In his essay “Culture of Consent, Culture of Sovereignty: A Recipe from a Druid’s Perspective,” John Beckett wrote, “The land has sovereignty. So does each and every person. You have both the inherent right to rule your life and the obligation to rule it rightly … We all possess the inherent sovereignty to rule our own bodies and our own lives.” Later he asked, “How do we build a culture of sovereignty, which affirms eery person’s right to control their own body?”
What do you think this idea of sovereignty adds to the discussion on consent and creating a culture of consent?
I found that essay particularly helpful in framing a Pagan understanding of bodily autonomy and sovereignty. I also think it’s a very “Western” way of thinking about the issue. Many cultures regard everyone as part of a community and a social fabric, and take the view that violations of consent tear that social fabric as well harming the sovereignty of the individual. I would like to see an approach that includes the best of both these perspectives: individual sovereignty and the interconnectedness of everyone.
Is there a tension for leaders and community members when rituals that involve touch conflict with folks who are touch-adverse? How have you seen Pagan communities strive to create a safe and comfortable space but respect the sacred and powerful potential for touch?
Yes, there is a big tension about this for a lot of people. Many people find the culture of hugging very liberating, and when those of us who want to interrupt that and say that hugging is very uncomfortable for some members of the community, it can be very uncomfortable for people to hear that and take that perspective into account.
It also depends on the cultural context. If you’re in a country where touch is more usual in the wider culture, then people are better at reading the signs when someone doesn’t want to be touched (and some cultures are better at enabling people to assert themselves when they don’t want something).
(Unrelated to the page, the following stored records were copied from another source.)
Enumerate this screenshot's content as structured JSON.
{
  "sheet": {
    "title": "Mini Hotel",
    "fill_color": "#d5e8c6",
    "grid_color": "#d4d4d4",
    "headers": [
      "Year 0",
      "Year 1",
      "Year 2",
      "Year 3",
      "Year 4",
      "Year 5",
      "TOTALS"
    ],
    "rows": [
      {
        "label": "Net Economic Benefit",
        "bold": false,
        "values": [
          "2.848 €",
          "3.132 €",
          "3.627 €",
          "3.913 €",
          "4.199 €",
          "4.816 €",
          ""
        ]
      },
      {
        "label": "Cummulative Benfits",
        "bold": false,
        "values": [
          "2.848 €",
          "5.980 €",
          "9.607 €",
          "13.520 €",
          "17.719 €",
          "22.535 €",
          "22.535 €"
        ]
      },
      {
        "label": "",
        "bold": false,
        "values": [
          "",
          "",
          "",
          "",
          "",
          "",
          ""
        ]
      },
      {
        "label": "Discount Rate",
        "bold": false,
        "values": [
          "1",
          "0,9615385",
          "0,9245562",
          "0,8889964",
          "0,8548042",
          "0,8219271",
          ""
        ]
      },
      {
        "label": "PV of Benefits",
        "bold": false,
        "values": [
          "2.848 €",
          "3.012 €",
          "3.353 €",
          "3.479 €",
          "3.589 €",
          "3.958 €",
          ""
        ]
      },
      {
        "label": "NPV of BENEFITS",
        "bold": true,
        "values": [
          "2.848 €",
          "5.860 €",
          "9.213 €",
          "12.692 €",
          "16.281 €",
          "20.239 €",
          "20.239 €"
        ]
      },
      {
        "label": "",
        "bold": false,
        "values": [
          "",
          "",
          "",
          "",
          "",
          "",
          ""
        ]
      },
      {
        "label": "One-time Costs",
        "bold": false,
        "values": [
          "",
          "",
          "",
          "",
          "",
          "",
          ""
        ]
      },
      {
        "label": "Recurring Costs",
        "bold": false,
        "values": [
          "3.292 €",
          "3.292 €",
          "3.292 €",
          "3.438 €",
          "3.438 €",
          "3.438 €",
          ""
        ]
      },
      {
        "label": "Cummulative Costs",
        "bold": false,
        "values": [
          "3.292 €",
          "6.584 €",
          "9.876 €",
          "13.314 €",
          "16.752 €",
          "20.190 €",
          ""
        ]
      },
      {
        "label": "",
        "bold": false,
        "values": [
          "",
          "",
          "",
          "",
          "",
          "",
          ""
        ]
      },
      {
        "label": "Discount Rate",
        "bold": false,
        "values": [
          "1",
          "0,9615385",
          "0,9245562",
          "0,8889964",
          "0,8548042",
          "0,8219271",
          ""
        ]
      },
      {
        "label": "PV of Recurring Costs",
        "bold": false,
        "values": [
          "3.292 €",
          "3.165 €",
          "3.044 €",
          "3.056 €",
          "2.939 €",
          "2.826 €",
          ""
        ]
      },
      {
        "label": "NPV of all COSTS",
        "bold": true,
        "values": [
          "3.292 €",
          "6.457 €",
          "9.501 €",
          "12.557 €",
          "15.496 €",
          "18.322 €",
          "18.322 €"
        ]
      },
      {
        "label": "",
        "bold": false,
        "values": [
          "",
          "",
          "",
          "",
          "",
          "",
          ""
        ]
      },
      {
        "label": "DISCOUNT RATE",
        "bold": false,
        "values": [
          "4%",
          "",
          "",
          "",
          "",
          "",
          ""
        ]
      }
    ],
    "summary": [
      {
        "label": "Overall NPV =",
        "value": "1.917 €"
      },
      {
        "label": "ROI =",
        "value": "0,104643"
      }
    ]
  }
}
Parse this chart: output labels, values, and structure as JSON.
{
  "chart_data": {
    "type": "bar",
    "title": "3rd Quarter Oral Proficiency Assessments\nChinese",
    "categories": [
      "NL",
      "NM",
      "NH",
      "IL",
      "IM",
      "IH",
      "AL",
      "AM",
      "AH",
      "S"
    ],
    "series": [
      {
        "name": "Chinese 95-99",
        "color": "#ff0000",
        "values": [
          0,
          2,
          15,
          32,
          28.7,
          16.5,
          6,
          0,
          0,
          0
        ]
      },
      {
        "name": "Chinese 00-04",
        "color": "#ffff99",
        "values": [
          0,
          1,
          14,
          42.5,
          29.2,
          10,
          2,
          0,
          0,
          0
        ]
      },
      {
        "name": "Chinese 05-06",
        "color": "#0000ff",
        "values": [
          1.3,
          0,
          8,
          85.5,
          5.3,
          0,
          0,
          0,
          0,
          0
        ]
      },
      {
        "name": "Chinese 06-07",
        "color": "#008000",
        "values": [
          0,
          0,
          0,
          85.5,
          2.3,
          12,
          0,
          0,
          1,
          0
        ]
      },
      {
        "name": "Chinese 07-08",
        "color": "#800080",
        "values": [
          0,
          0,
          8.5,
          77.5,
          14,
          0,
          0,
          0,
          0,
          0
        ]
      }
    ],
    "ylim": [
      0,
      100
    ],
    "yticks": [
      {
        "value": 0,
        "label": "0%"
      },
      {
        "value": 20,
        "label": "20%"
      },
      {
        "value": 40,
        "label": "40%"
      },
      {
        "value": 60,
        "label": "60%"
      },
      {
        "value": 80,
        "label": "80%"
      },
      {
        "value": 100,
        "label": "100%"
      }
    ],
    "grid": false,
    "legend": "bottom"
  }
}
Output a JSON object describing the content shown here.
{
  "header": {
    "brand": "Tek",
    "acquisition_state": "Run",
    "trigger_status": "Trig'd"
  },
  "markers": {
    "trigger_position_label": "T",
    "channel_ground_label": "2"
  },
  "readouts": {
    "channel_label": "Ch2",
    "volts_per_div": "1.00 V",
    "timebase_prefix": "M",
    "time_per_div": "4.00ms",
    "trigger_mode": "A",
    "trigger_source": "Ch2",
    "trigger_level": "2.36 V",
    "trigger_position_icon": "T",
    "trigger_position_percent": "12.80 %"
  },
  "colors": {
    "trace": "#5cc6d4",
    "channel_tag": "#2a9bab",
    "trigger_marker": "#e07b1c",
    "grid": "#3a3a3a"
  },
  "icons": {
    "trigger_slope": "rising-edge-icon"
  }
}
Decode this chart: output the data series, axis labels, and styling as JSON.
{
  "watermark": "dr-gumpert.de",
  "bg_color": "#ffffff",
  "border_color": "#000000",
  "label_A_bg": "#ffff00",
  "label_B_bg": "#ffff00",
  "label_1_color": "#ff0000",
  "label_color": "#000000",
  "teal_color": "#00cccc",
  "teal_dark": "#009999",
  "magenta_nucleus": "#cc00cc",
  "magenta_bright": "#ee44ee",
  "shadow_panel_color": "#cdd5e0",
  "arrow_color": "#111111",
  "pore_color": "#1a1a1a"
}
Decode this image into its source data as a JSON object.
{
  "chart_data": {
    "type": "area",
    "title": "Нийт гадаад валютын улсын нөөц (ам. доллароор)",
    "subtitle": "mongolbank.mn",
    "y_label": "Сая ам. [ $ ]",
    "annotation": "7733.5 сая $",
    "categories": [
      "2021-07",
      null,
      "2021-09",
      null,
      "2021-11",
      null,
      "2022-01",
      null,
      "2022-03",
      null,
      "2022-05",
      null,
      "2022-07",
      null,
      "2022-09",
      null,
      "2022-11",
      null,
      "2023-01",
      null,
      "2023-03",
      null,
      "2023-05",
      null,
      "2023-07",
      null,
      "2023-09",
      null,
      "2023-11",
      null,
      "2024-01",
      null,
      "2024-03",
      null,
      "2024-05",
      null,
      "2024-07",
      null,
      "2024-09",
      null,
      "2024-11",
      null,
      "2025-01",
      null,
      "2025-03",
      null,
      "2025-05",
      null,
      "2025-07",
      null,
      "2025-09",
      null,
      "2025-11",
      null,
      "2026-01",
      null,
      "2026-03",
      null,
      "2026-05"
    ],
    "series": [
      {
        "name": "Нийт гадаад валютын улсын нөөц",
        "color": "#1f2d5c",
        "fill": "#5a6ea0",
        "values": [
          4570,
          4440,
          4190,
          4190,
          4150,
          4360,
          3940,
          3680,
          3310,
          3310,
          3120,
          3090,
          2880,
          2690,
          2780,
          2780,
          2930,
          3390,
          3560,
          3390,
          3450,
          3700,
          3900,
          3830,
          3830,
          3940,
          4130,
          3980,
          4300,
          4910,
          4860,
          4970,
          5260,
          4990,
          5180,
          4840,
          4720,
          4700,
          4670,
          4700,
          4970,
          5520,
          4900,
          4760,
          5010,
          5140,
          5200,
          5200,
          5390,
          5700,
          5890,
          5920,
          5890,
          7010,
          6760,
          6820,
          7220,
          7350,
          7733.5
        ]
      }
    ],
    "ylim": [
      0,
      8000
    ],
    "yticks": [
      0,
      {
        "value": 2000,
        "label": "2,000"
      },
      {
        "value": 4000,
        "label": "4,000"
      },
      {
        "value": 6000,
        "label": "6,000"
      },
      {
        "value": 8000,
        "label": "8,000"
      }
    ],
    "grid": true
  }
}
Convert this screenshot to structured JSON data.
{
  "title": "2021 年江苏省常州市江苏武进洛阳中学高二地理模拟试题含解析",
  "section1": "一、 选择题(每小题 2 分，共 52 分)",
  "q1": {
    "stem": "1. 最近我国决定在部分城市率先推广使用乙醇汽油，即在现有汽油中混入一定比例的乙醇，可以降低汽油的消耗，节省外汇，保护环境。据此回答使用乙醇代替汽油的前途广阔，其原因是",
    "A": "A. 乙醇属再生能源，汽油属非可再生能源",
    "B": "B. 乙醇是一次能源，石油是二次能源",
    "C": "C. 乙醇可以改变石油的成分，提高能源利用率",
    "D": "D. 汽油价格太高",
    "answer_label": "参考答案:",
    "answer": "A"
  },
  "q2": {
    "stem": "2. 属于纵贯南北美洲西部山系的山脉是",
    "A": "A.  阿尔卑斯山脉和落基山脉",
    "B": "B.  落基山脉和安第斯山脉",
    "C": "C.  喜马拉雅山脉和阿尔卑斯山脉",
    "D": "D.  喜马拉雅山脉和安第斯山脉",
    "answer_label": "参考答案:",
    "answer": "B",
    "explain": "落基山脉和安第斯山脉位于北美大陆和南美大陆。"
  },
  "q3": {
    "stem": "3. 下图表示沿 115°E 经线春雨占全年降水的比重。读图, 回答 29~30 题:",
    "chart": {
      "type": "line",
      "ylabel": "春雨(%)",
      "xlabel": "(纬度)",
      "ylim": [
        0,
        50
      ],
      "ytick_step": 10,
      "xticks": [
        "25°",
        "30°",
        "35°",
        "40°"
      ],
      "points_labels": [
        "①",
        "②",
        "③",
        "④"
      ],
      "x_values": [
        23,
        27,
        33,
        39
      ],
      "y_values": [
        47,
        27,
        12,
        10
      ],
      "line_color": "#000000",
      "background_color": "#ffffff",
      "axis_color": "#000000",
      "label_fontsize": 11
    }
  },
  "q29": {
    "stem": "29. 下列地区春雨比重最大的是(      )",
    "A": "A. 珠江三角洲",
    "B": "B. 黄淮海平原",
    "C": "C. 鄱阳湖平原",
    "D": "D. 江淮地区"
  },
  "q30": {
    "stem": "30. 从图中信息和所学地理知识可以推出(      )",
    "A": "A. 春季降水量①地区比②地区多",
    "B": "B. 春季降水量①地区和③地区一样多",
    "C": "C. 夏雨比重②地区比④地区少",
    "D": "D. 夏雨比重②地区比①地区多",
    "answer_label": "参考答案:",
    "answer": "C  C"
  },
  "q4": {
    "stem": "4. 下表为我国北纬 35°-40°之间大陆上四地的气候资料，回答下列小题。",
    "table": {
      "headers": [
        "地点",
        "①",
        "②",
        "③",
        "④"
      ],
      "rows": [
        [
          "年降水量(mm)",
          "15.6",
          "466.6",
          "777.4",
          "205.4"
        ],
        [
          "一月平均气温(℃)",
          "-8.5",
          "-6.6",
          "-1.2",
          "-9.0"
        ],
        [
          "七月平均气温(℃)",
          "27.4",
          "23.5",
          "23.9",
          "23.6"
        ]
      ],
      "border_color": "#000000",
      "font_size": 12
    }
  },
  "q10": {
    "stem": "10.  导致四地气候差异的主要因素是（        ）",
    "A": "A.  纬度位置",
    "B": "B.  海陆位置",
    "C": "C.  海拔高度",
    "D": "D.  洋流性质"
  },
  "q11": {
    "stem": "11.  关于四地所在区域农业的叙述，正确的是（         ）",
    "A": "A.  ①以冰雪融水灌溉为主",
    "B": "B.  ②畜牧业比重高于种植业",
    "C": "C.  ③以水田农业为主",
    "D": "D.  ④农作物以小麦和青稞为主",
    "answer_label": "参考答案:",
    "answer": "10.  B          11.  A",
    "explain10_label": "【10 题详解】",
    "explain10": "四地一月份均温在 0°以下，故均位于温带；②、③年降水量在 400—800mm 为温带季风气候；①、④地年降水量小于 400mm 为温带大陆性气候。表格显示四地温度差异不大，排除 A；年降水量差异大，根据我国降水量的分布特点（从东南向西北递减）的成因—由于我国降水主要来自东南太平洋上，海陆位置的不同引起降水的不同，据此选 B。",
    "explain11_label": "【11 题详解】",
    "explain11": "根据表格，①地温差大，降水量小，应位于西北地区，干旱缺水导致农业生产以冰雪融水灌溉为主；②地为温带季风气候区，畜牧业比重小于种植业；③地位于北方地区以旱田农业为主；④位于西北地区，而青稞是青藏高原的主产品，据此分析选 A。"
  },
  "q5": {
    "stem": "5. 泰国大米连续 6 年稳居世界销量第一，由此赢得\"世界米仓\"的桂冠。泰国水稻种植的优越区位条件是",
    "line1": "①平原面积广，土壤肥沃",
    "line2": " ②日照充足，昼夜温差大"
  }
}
I think much more conversation is needed around this subject, and I mean the sort of conversation where people can sit and talk and listen to each other and make eye contact, because social media is not a very satisfactory place to have these conversations, as it is too polarising. I’ve tried to raise the topic of consent to hugs, and people have responded with “oh you don’t like hugs?” Actually I love hugs, but I totally prefer a hug that I have consented to, as I can relax into it.